FYI: When IMA appraisal kernel support is enabled then the IMA policy should probably be loaded by systemd since initramfs does not carry IMA signatures in extended attributes (xattrs). Per dracut code at https://github.com/dracutdevs/dracut/blob/master/modules.d/98integrity/ima-policy-load.sh the policy is loaded from /etc/sysconfig/ima-policy. [ IMAPOLICY="/etc/sysconfig/ima-policy" ] This would only work for an IMA policy that has measurement or audit rules. Per systemd code here https://github.com/systemd/systemd/blob/main/src/core/ima-setup.c#L21 the IMA policy is loaded from /etc/ima/ima-policy [ #define IMA_POLICY_PATH "/etc/ima/ima-policy" ]. This could then be an IMA appraisal/measurement/audit policy.
(In reply to Stefan Berger from comment #13) > (In reply to Coiby from comment #12) > > > > 2.41.0 > > > > Hi Stefan, > > > > I'm curious to ask what's the benefit of packaging the integrity module in a > > subpackage. integrity is not enabled by default and undo deleting the lines > > that remove the integrity module and its dependent package seems to be a > > simpler solution. > > There's not necessarily any benefit. You may choose to package them into an > existing package. I see, thanks for the clarification!
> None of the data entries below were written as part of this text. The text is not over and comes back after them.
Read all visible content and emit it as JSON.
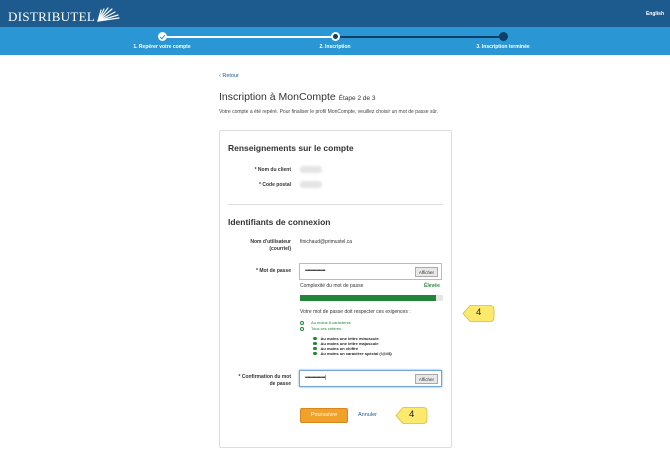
{
  "header": {
    "logo_text": "DISTRIBUTEL",
    "language_link": "English"
  },
  "steps": [
    {
      "label": "1. Repérer votre compte",
      "state": "done"
    },
    {
      "label": "2. Inscription",
      "state": "current"
    },
    {
      "label": "3. Inscription terminée",
      "state": "todo"
    }
  ],
  "page": {
    "back_link": "‹ Retour",
    "title": "Inscription à MonCompte",
    "step_indicator": "Étape 2 de 3",
    "intro": "Votre compte a été repéré. Pour finaliser le profil MonCompte, veuillez choisir un mot de passe sûr."
  },
  "account": {
    "heading": "Renseignements sur le compte",
    "client_name_label": "* Nom du client",
    "postal_code_label": "* Code postal"
  },
  "login": {
    "heading": "Identifiants de connexion",
    "username_label_1": "Nom d'utilisateur",
    "username_label_2": "(courriel)",
    "username_value": "finichaud@primustel.ca",
    "password_label": "* Mot de passe",
    "password_value": "••••••••••••••••",
    "show_button": "Afficher",
    "strength_label": "Complexité du mot de passe",
    "strength_value": "Élevée",
    "strength_fraction": 0.95,
    "requirements_intro": "Votre mot de passe doit respecter ces exigences :",
    "min_chars": "Au moins 8 caractères",
    "all_criteria": "Tous ces critères :",
    "rules": [
      "Au moins une lettre minuscule",
      "Au moins une lettre majuscule",
      "Au moins un chiffre",
      "Au moins un caractère spécial (!@#$)"
    ],
    "confirm_label_1": "* Confirmation du mot",
    "confirm_label_2": "de passe",
    "confirm_value": "••••••••••••••••|",
    "show_button_2": "Afficher"
  },
  "actions": {
    "continue": "Poursuivre",
    "cancel": "Annuler"
  },
  "callouts": [
    "4",
    "4"
  ],
  "colors": {
    "header": "#1d5b8e",
    "stepbar": "#2a96d3",
    "success": "#22863a",
    "button": "#f0a12a",
    "callout": "#fde96b"
  }
}
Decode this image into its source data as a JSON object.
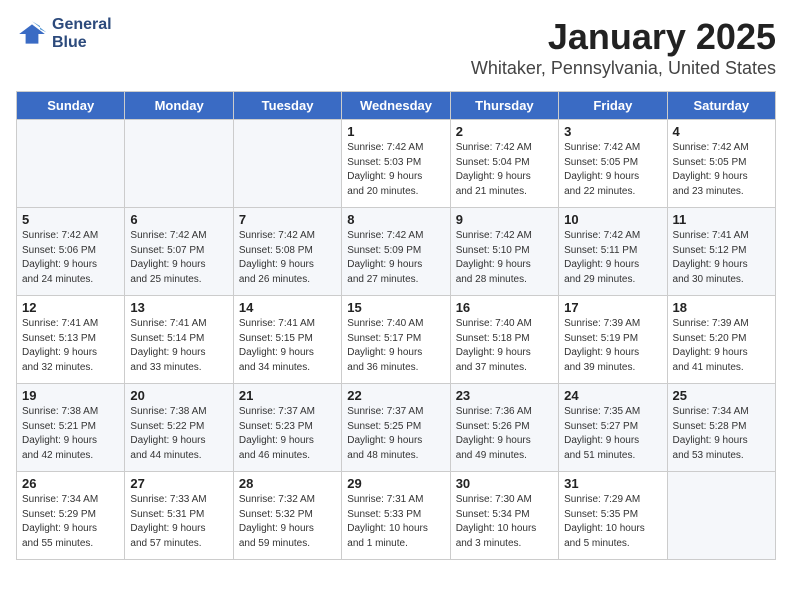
{
  "logo": {
    "line1": "General",
    "line2": "Blue"
  },
  "title": "January 2025",
  "location": "Whitaker, Pennsylvania, United States",
  "weekdays": [
    "Sunday",
    "Monday",
    "Tuesday",
    "Wednesday",
    "Thursday",
    "Friday",
    "Saturday"
  ],
  "weeks": [
    [
      {
        "day": "",
        "info": ""
      },
      {
        "day": "",
        "info": ""
      },
      {
        "day": "",
        "info": ""
      },
      {
        "day": "1",
        "info": "Sunrise: 7:42 AM\nSunset: 5:03 PM\nDaylight: 9 hours\nand 20 minutes."
      },
      {
        "day": "2",
        "info": "Sunrise: 7:42 AM\nSunset: 5:04 PM\nDaylight: 9 hours\nand 21 minutes."
      },
      {
        "day": "3",
        "info": "Sunrise: 7:42 AM\nSunset: 5:05 PM\nDaylight: 9 hours\nand 22 minutes."
      },
      {
        "day": "4",
        "info": "Sunrise: 7:42 AM\nSunset: 5:05 PM\nDaylight: 9 hours\nand 23 minutes."
      }
    ],
    [
      {
        "day": "5",
        "info": "Sunrise: 7:42 AM\nSunset: 5:06 PM\nDaylight: 9 hours\nand 24 minutes."
      },
      {
        "day": "6",
        "info": "Sunrise: 7:42 AM\nSunset: 5:07 PM\nDaylight: 9 hours\nand 25 minutes."
      },
      {
        "day": "7",
        "info": "Sunrise: 7:42 AM\nSunset: 5:08 PM\nDaylight: 9 hours\nand 26 minutes."
      },
      {
        "day": "8",
        "info": "Sunrise: 7:42 AM\nSunset: 5:09 PM\nDaylight: 9 hours\nand 27 minutes."
      },
      {
        "day": "9",
        "info": "Sunrise: 7:42 AM\nSunset: 5:10 PM\nDaylight: 9 hours\nand 28 minutes."
      },
      {
        "day": "10",
        "info": "Sunrise: 7:42 AM\nSunset: 5:11 PM\nDaylight: 9 hours\nand 29 minutes."
      },
      {
        "day": "11",
        "info": "Sunrise: 7:41 AM\nSunset: 5:12 PM\nDaylight: 9 hours\nand 30 minutes."
      }
    ],
    [
      {
        "day": "12",
        "info": "Sunrise: 7:41 AM\nSunset: 5:13 PM\nDaylight: 9 hours\nand 32 minutes."
      },
      {
        "day": "13",
        "info": "Sunrise: 7:41 AM\nSunset: 5:14 PM\nDaylight: 9 hours\nand 33 minutes."
      },
      {
        "day": "14",
        "info": "Sunrise: 7:41 AM\nSunset: 5:15 PM\nDaylight: 9 hours\nand 34 minutes."
      },
      {
        "day": "15",
        "info": "Sunrise: 7:40 AM\nSunset: 5:17 PM\nDaylight: 9 hours\nand 36 minutes."
      },
      {
        "day": "16",
        "info": "Sunrise: 7:40 AM\nSunset: 5:18 PM\nDaylight: 9 hours\nand 37 minutes."
      },
      {
        "day": "17",
        "info": "Sunrise: 7:39 AM\nSunset: 5:19 PM\nDaylight: 9 hours\nand 39 minutes."
      },
      {
        "day": "18",
        "info": "Sunrise: 7:39 AM\nSunset: 5:20 PM\nDaylight: 9 hours\nand 41 minutes."
      }
    ],
    [
      {
        "day": "19",
        "info": "Sunrise: 7:38 AM\nSunset: 5:21 PM\nDaylight: 9 hours\nand 42 minutes."
      },
      {
        "day": "20",
        "info": "Sunrise: 7:38 AM\nSunset: 5:22 PM\nDaylight: 9 hours\nand 44 minutes."
      },
      {
        "day": "21",
        "info": "Sunrise: 7:37 AM\nSunset: 5:23 PM\nDaylight: 9 hours\nand 46 minutes."
      },
      {
        "day": "22",
        "info": "Sunrise: 7:37 AM\nSunset: 5:25 PM\nDaylight: 9 hours\nand 48 minutes."
      },
      {
        "day": "23",
        "info": "Sunrise: 7:36 AM\nSunset: 5:26 PM\nDaylight: 9 hours\nand 49 minutes."
      },
      {
        "day": "24",
        "info": "Sunrise: 7:35 AM\nSunset: 5:27 PM\nDaylight: 9 hours\nand 51 minutes."
      },
      {
        "day": "25",
        "info": "Sunrise: 7:34 AM\nSunset: 5:28 PM\nDaylight: 9 hours\nand 53 minutes."
      }
    ],
    [
      {
        "day": "26",
        "info": "Sunrise: 7:34 AM\nSunset: 5:29 PM\nDaylight: 9 hours\nand 55 minutes."
      },
      {
        "day": "27",
        "info": "Sunrise: 7:33 AM\nSunset: 5:31 PM\nDaylight: 9 hours\nand 57 minutes."
      },
      {
        "day": "28",
        "info": "Sunrise: 7:32 AM\nSunset: 5:32 PM\nDaylight: 9 hours\nand 59 minutes."
      },
      {
        "day": "29",
        "info": "Sunrise: 7:31 AM\nSunset: 5:33 PM\nDaylight: 10 hours\nand 1 minute."
      },
      {
        "day": "30",
        "info": "Sunrise: 7:30 AM\nSunset: 5:34 PM\nDaylight: 10 hours\nand 3 minutes."
      },
      {
        "day": "31",
        "info": "Sunrise: 7:29 AM\nSunset: 5:35 PM\nDaylight: 10 hours\nand 5 minutes."
      },
      {
        "day": "",
        "info": ""
      }
    ]
  ]
}
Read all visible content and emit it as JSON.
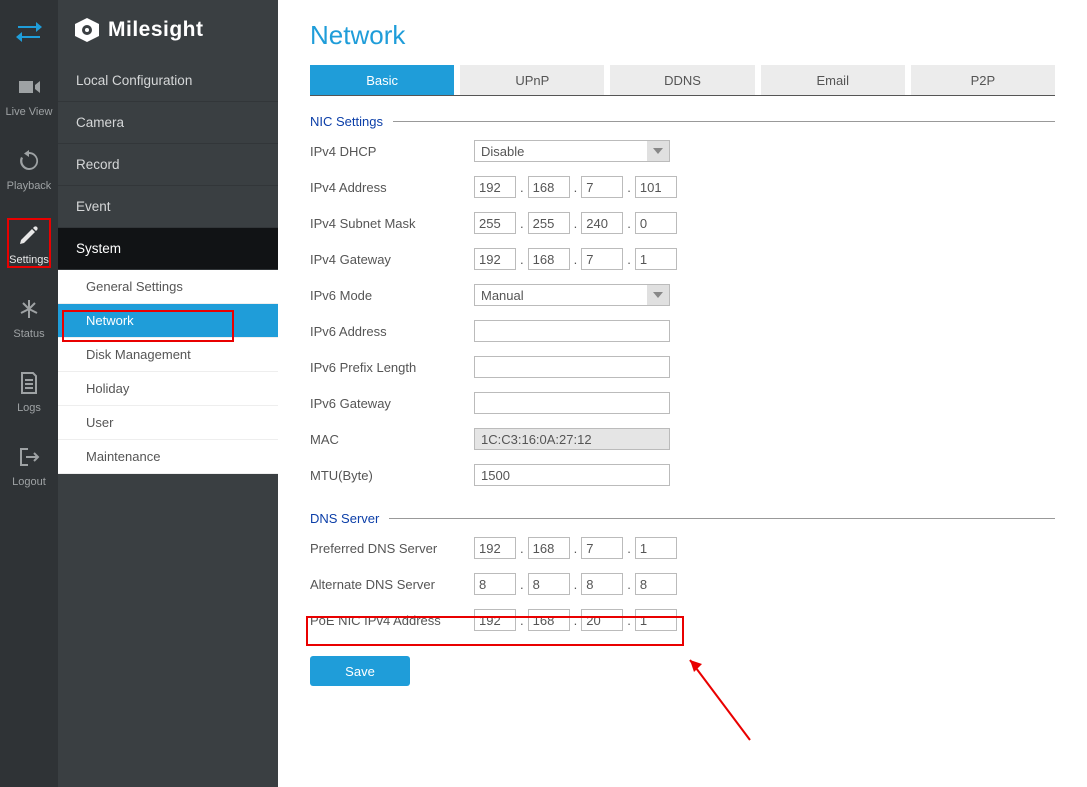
{
  "rail": {
    "items": [
      {
        "name": "live-view",
        "label": "Live View"
      },
      {
        "name": "playback",
        "label": "Playback"
      },
      {
        "name": "settings",
        "label": "Settings"
      },
      {
        "name": "status",
        "label": "Status"
      },
      {
        "name": "logs",
        "label": "Logs"
      },
      {
        "name": "logout",
        "label": "Logout"
      }
    ]
  },
  "brand": "Milesight",
  "sidebar": {
    "items": [
      {
        "label": "Local Configuration"
      },
      {
        "label": "Camera"
      },
      {
        "label": "Record"
      },
      {
        "label": "Event"
      },
      {
        "label": "System"
      }
    ],
    "subs": [
      {
        "label": "General Settings"
      },
      {
        "label": "Network"
      },
      {
        "label": "Disk Management"
      },
      {
        "label": "Holiday"
      },
      {
        "label": "User"
      },
      {
        "label": "Maintenance"
      }
    ]
  },
  "page": {
    "title": "Network",
    "tabs": [
      {
        "label": "Basic"
      },
      {
        "label": "UPnP"
      },
      {
        "label": "DDNS"
      },
      {
        "label": "Email"
      },
      {
        "label": "P2P"
      }
    ],
    "sections": {
      "nic": "NIC Settings",
      "dns": "DNS Server"
    },
    "fields": {
      "ipv4_dhcp": {
        "label": "IPv4 DHCP",
        "value": "Disable"
      },
      "ipv4_addr": {
        "label": "IPv4 Address",
        "value": [
          "192",
          "168",
          "7",
          "101"
        ]
      },
      "ipv4_mask": {
        "label": "IPv4 Subnet Mask",
        "value": [
          "255",
          "255",
          "240",
          "0"
        ]
      },
      "ipv4_gw": {
        "label": "IPv4 Gateway",
        "value": [
          "192",
          "168",
          "7",
          "1"
        ]
      },
      "ipv6_mode": {
        "label": "IPv6 Mode",
        "value": "Manual"
      },
      "ipv6_addr": {
        "label": "IPv6 Address",
        "value": ""
      },
      "ipv6_prefix": {
        "label": "IPv6 Prefix Length",
        "value": ""
      },
      "ipv6_gw": {
        "label": "IPv6 Gateway",
        "value": ""
      },
      "mac": {
        "label": "MAC",
        "value": "1C:C3:16:0A:27:12"
      },
      "mtu": {
        "label": "MTU(Byte)",
        "value": "1500"
      },
      "dns_pref": {
        "label": "Preferred DNS Server",
        "value": [
          "192",
          "168",
          "7",
          "1"
        ]
      },
      "dns_alt": {
        "label": "Alternate DNS Server",
        "value": [
          "8",
          "8",
          "8",
          "8"
        ]
      },
      "poe_nic": {
        "label": "PoE NIC IPv4 Address",
        "value": [
          "192",
          "168",
          "20",
          "1"
        ]
      }
    },
    "save": "Save"
  }
}
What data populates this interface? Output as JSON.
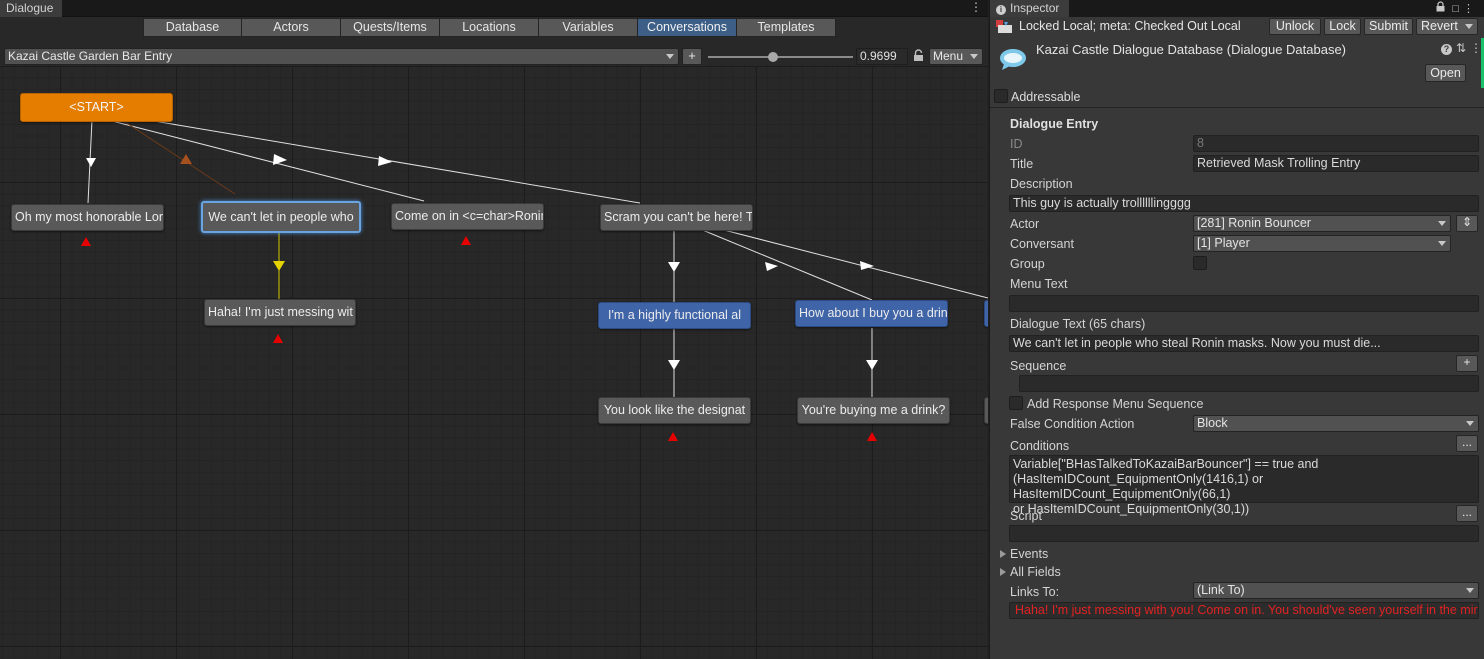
{
  "dialogue": {
    "tab_title": "Dialogue",
    "sections": [
      "Database",
      "Actors",
      "Quests/Items",
      "Locations",
      "Variables",
      "Conversations",
      "Templates"
    ],
    "active_section": "Conversations",
    "conversation": "Kazai Castle Garden Bar Entry",
    "add_label": "+",
    "zoom_value": "0.9699",
    "zoom_fraction": 0.45,
    "menu_label": "Menu",
    "nodes": {
      "start": "<START>",
      "n1": "Oh my most honorable Lord.",
      "n2": "We can't let in people who",
      "n3": "Come on in  <c=char>Ronin-",
      "n4": "Scram you can't be here! T",
      "n5": "Haha! I'm just messing wit",
      "n6": "I'm a highly functional al",
      "n7": "How about I buy you a drin",
      "n8": "You look like the designat",
      "n9": "You're buying me a drink?"
    }
  },
  "inspector": {
    "tab_title": "Inspector",
    "vcs_status": "Locked Local; meta: Checked Out Local",
    "vcs_buttons": {
      "unlock": "Unlock",
      "lock": "Lock",
      "submit": "Submit",
      "revert": "Revert"
    },
    "object_title": "Kazai Castle Dialogue Database (Dialogue Database)",
    "open_label": "Open",
    "addressable_label": "Addressable",
    "section_title": "Dialogue Entry",
    "fields": {
      "id_label": "ID",
      "id_value": "8",
      "title_label": "Title",
      "title_value": "Retrieved Mask Trolling Entry",
      "description_label": "Description",
      "description_value": "This guy is actually trollllllingggg",
      "actor_label": "Actor",
      "actor_value": "[281] Ronin Bouncer",
      "conversant_label": "Conversant",
      "conversant_value": "[1] Player",
      "group_label": "Group",
      "menu_text_label": "Menu Text",
      "menu_text_value": "",
      "dialogue_text_label": "Dialogue Text (65 chars)",
      "dialogue_text_value": "We can't let in people who steal Ronin masks. Now you must die...",
      "sequence_label": "Sequence",
      "sequence_plus": "+",
      "add_response_label": "Add Response Menu Sequence",
      "false_condition_label": "False Condition Action",
      "false_condition_value": "Block",
      "conditions_label": "Conditions",
      "conditions_line1": "Variable[\"BHasTalkedToKazaiBarBouncer\"] == true and",
      "conditions_line2": "(HasItemIDCount_EquipmentOnly(1416,1) or HasItemIDCount_EquipmentOnly(66,1)",
      "conditions_line3": "or HasItemIDCount_EquipmentOnly(30,1))",
      "script_label": "Script",
      "ellipsis": "...",
      "events_label": "Events",
      "all_fields_label": "All Fields",
      "links_to_label": "Links To:",
      "links_to_value": "(Link To)",
      "link_entry": "Haha! I'm just messing with you! Come on in. You should've seen yourself in the mirror..."
    }
  },
  "colors": {
    "start_node": "#e47d00",
    "npc_node": "#595959",
    "player_node": "#3f64a8",
    "selected_outline": "#6aa4e0",
    "link_red": "#e22222",
    "active_tab": "#3d5f87"
  },
  "icons": [
    "kebab-icon",
    "lock-icon",
    "info-icon",
    "vcs-icon",
    "dialogue-db-icon",
    "help-icon",
    "settings-icon",
    "more-icon",
    "caret-down-icon",
    "red-triangle-icon",
    "foldout-arrow-icon"
  ]
}
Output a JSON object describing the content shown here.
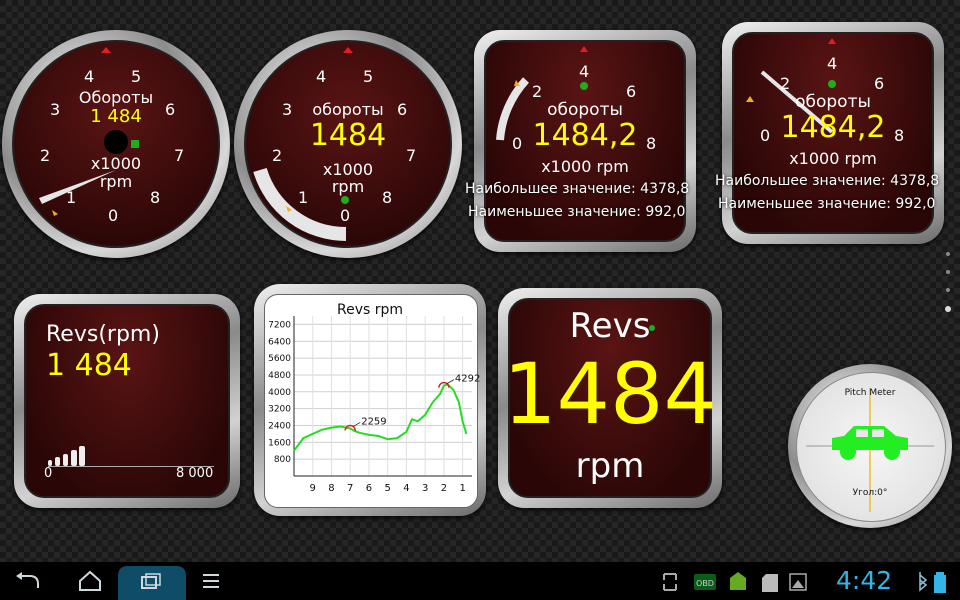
{
  "gauges": {
    "g1": {
      "label": "Обороты",
      "value": "1 484",
      "unit1": "x1000",
      "unit2": "rpm",
      "ticks": [
        "0",
        "1",
        "2",
        "3",
        "4",
        "5",
        "6",
        "7",
        "8"
      ]
    },
    "g2": {
      "label": "обороты",
      "value": "1484",
      "unit1": "x1000",
      "unit2": "rpm",
      "ticks": [
        "0",
        "1",
        "2",
        "3",
        "4",
        "5",
        "6",
        "7",
        "8"
      ]
    },
    "g3": {
      "label": "обороты",
      "value": "1484,2",
      "unit": "x1000 rpm",
      "max_label": "Наибольшее значение: 4378,8",
      "min_label": "Наименьшее значение: 992,0",
      "ticks": [
        "0",
        "2",
        "4",
        "6",
        "8"
      ]
    },
    "g4": {
      "label": "обороты",
      "value": "1484,2",
      "unit": "x1000 rpm",
      "max_label": "Наибольшее значение: 4378,8",
      "min_label": "Наименьшее значение: 992,0",
      "ticks": [
        "0",
        "2",
        "4",
        "6",
        "8"
      ]
    }
  },
  "bar_widget": {
    "label": "Revs(rpm)",
    "value": "1 484",
    "scale_min": "0",
    "scale_max": "8 000",
    "level_fraction": 0.19
  },
  "graph_widget": {
    "title": "Revs rpm",
    "annotations": [
      "2259",
      "4292"
    ],
    "chart_data": {
      "type": "line",
      "title": "Revs rpm",
      "x": [
        10,
        9.5,
        9,
        8.5,
        8,
        7.5,
        7,
        6.8,
        6.5,
        6,
        5.5,
        5,
        4.5,
        4,
        3.7,
        3.4,
        3,
        2.6,
        2.2,
        2,
        1.8,
        1.5,
        1.2,
        1,
        0.8
      ],
      "y": [
        1200,
        1800,
        2000,
        2200,
        2300,
        2350,
        2259,
        2150,
        2050,
        1950,
        1900,
        1750,
        1800,
        2100,
        2700,
        2600,
        2900,
        3500,
        3900,
        4292,
        4350,
        4100,
        3500,
        2600,
        2000
      ],
      "x_ticks": [
        "9",
        "8",
        "7",
        "6",
        "5",
        "4",
        "3",
        "2",
        "1"
      ],
      "y_ticks": [
        "800",
        "1600",
        "2400",
        "3200",
        "4000",
        "4800",
        "5600",
        "6400",
        "7200"
      ],
      "ylim": [
        0,
        7600
      ],
      "xlim": [
        10,
        0.5
      ],
      "grid": true
    }
  },
  "digital_widget": {
    "label": "Revs",
    "value": "1484",
    "unit": "rpm"
  },
  "pitch_meter": {
    "title": "Pitch Meter",
    "angle_label": "Угол:0°"
  },
  "navbar": {
    "time": "4:42"
  },
  "colors": {
    "needle_value": "#ffff00",
    "text": "#ffffff",
    "face": "#3a0a0a",
    "graph_line": "#22dd22",
    "car": "#22ee22",
    "accent_red": "#e02020"
  }
}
I've filed this PR: https://gitlab.com/redhat/centos-stream/rpms/dracut/-/merge_requests/24
https://github.com/redhat-plumbers/dracut-rhel9/pull/66
Do you also need commit https://github.com/dracutdevs/dracut/commit/90585c624af15ba0abb7f32b0c2afc2b122dd019 - that's the only difference from our dracut I could identify (apart from cosmetic code changes).
(In reply to Pavel Valena from comment #19) > Do you also need commit > https://github.com/dracutdevs/dracut/commit/ > 90585c624af15ba0abb7f32b0c2afc2b122dd019 > > - that's the only difference from our dracut I could identify (apart from > cosmetic code changes). Thanks for the reminder! I expect some users may want to use EVM to catch offline tampering with mutable files. So please backport this commit as well! Thanks!
Inspected the code, backported one missing commit. Looks sane.